3) If we cut taxes, we will cut the deficit. If the government has
less to spend, than it will spend less and stop padding the
government payroll

This myth is a Trojan Horse designed to conceal tax cuts for the richest 2% which are due to run out at the end of this year. In fact, continuing the tax cuts for families earning more than $500,000 will  add  considerably to the deficit, as the WAshington Post notes. The Republicans want to:

permanently extend an array of expiring tax breaks that would deprive the Treasury of more than $4 trillion over the next decade, nearly doubling projected deficits over that period unless dramatic spending cuts are made.

As for federal jobs, they have already declined by several hundred thounsand under Obama, as Paul Krugman has reported.

4) If we cut taxes, we will also be freeing up more capital for
investment and job creation. Cutting taxes means jobs

Actually, cutting government spending destroys jobs, as it eliminates government positions that in turn wipe out consumer demand and jobs at grocery stores, hardware stores, and auto plants, and on and on.

Nobel-Prize-winning economist Paul Krugman has classically shattered the myth of tax cuts as a stimulant durigng a recession:

… those parts of the private sector not burdened by high levels of debt see little reason to increase spending. Corporations are flush with cash — but why expand when so much of the capacity they already have is sitting idle? …Nobody in the private sector is willing to
fill the hole created by the debt overhang.

Thus, every piece of this compelling but superficial Republican/Tea
Party narrative is dead wrong.  But no alterantive narrative nor any
aggressive economic program has emerged to challenge the Right’s
fairy-tale version of the economy.


Describing how present-day politics are used to reinforce a steady upward re-distribution of wealth, Prof. Paul Pierson, co-author of the important new book Winner Take-All Politics, explains that the well-organized, richest 1% have the resources to endlessly propagate messages that reinforce their stranglehold on America’s resources.

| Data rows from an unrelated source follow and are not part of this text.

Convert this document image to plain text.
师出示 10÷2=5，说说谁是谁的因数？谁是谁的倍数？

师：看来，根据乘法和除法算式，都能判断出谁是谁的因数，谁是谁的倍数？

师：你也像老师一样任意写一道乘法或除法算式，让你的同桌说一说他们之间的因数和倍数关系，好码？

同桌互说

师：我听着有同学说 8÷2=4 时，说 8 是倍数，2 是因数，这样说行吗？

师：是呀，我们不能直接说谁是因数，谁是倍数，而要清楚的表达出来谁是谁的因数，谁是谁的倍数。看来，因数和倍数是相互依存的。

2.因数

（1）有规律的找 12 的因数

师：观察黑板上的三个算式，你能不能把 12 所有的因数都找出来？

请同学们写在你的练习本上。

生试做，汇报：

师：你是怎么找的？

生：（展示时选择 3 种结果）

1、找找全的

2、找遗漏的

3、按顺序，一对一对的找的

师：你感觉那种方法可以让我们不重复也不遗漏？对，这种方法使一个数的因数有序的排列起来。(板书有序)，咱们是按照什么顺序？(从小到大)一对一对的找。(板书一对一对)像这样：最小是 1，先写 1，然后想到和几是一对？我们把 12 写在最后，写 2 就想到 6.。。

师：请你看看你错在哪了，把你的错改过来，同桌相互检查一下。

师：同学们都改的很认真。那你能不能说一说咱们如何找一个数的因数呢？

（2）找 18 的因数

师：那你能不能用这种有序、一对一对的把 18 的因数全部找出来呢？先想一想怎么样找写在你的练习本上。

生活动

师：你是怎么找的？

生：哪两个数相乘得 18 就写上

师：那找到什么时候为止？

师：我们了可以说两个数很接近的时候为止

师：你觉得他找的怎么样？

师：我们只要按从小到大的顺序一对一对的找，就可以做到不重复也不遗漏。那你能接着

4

Meanwhile, those making up the bottom 80% of America’s citizenry not only lack organizations with comparable political resources but also do not have access to reliable information on the impact of policy proposals:

It’s a contest between those who are organized, who can really monitor what government is doing in a very complicated world and bring pressure effectively to bear on politicians.

Voters in that kind of system are at a disadvantage when there aren’t reliable, organized groups representing them that have clout and can effectively communicate to them what is going on.

The corporate media’s utter neglect of their responsibility to help the reader develop informed political judgments has been particularly appalling this election season. While some papers provide minute “fact-checking” analysis of political ads, they ceaselessly repeat themes of the Right without the slightest probing.